Die Favoriten der Top-Vermögensverwalter Andreas Marnett empfiehlt den Hermes Global Emerging Markets

Andreas Marnett leitet das Fonds-Research bei Sal. Oppenheim. | © Sal. Oppenheim

Andreas Marnett leitet das Fonds-Research bei Sal. Oppenheim. Foto: Sal. Oppenheim

In einem breit gestreuten Portfolio dürfen Anlagen aus den Schwellenländern nicht fehlen. Da sich das Wachstum der Weltwirtschaft derzeit beschleunigt und vor allem aus China positive Konjunkturdaten gemeldet werden, gilt dies insbesondere für Aktien von Unternehmen, die von höherem Wachstum profitieren. Beim aktiv gemanagten Hermes Global Emerging Markets handelt es sich um einen klassischen Blend-Fonds, der zwischen den unterschiedlichen Unternehmensgrößen und Anlagestilen je nach Marktlage flexibel variieren kann.

Der Investmentprozess basiert auf einer Kombination aus Bottom-Up- und Top-Down-Analyse. Fondsmanager Gary Greenberg analysiert mit seinem Team aus insgesamt zehn Fondsmanagern und Analysten die in Frage kommenden Unternehmen und bewertet parallel dazu das Umfeld im jeweiligen Land und im entsprechenden Sektor anhand von gesamtwirtschaftlichen Grunddaten.

Der Schwerpunkt liegt auf Qualitätsunternehmen, also Firmen, die sich durch robuste Bilanzen, eine hohe Eigenkapitalrentabilität, ein nachhaltiges Geschäftsmodell und erkennbare Wettbewerbsvorteile sowie günstige Bewertungen auszeichnen. Der überwiegende Anteil der ausgewählten Titel stammt aus dem Large- und Mid-Cap-Bereich. Fester Teil der Titelanalyse sind ökologische und soziale Faktoren sowie Fragen der Unternehmensführung, da diese Schlussfolgerungen für den nachhaltigen Unternehmenserfolg zulassen. Greenberg fokussiert sich dabei auf Titel, die langfristige strukturelle Änderungen durchlaufen, idealerweise in Ländern mit attraktiven Marktbedingungen.

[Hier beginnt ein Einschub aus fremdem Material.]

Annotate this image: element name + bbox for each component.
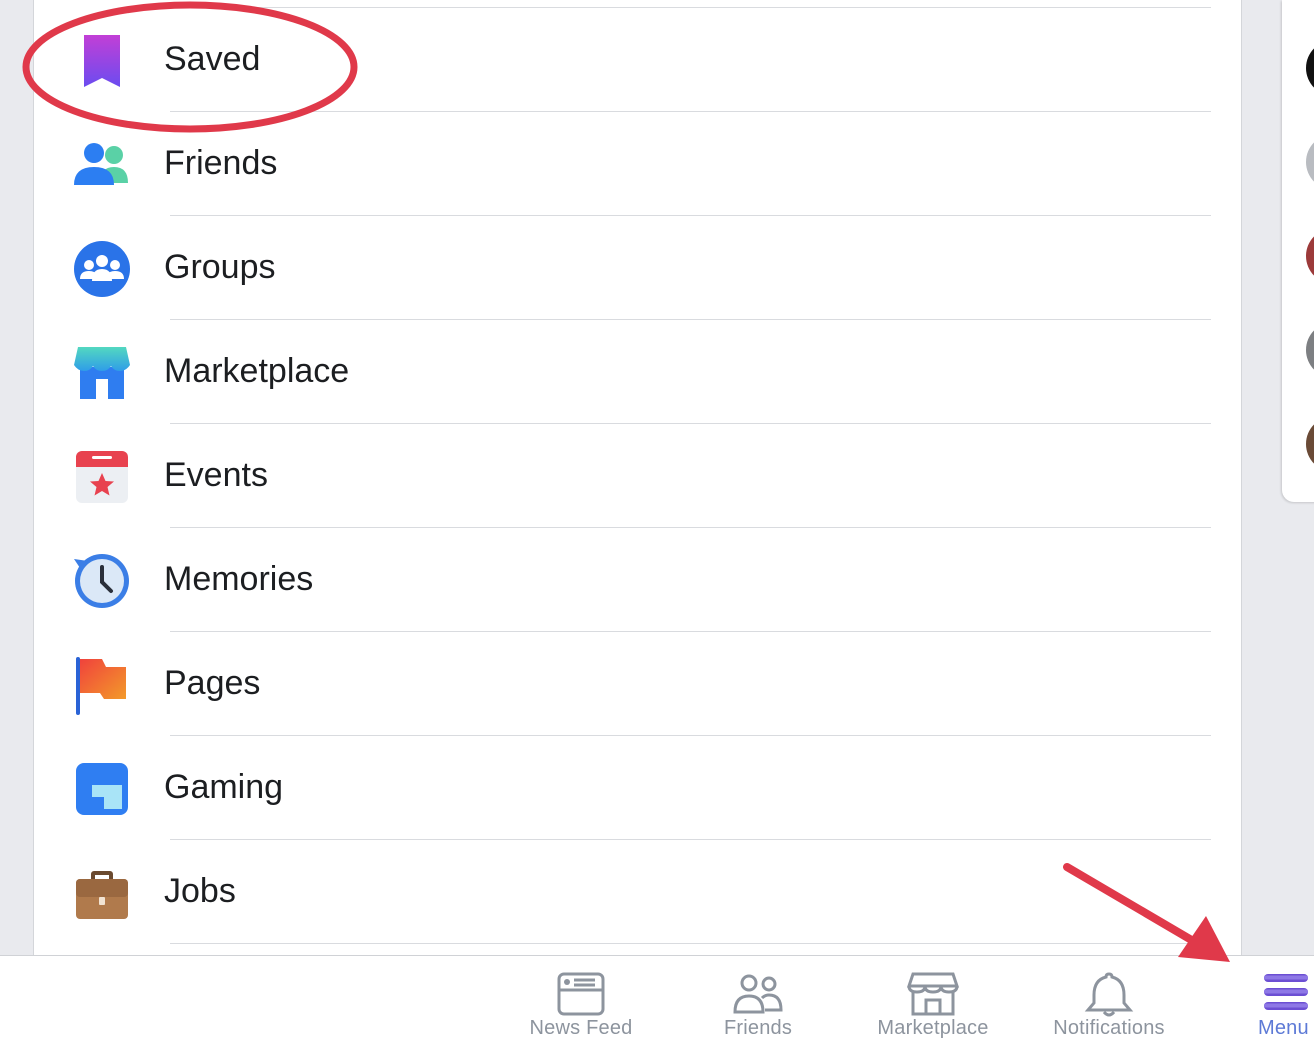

Das recht konzentrierte Portfolio besteht aus 50 bis 75 Werten. Derzeit befinden sich 56 Titel im Fonds. Der Tracking Error über drei Jahre liegt derzeit bei 5,6 Prozent gegenüber dem weltweiten Schwellenländer-Aktienindex MSCI Emerging Markets, von dem das Portfolio erheblich abweicht (Active Share von 90 Prozent). Beides unterstreicht den aktiven Ansatz. Der Fonds hat aufgrund der sehr guten Performance und hohen Nachfrage in der Vergangenheit mittlerweile ein Fondsvolumen von 2,1 Milliarden Euro erreicht. Sogar in den schwierigen Jahren für Schwellenländer-Aktien Jahren 2013 und 2015 war sein Ergebnis positiv.

Gary Greenberg, der sich seit 1989 mit den Emerging Markets auseinandersetzt, managt den Fonds seit dessen Auflegung im Oktober 2011. Dies spricht für eine Kontinuität im Management, die besonders in den zeitweise turbulenten Märkten der Schwellenländer ein erheblicher Vorteil sein kann. Er und sein Team verwalten insgesamt 4 Milliarden Euro in Schwellenländern.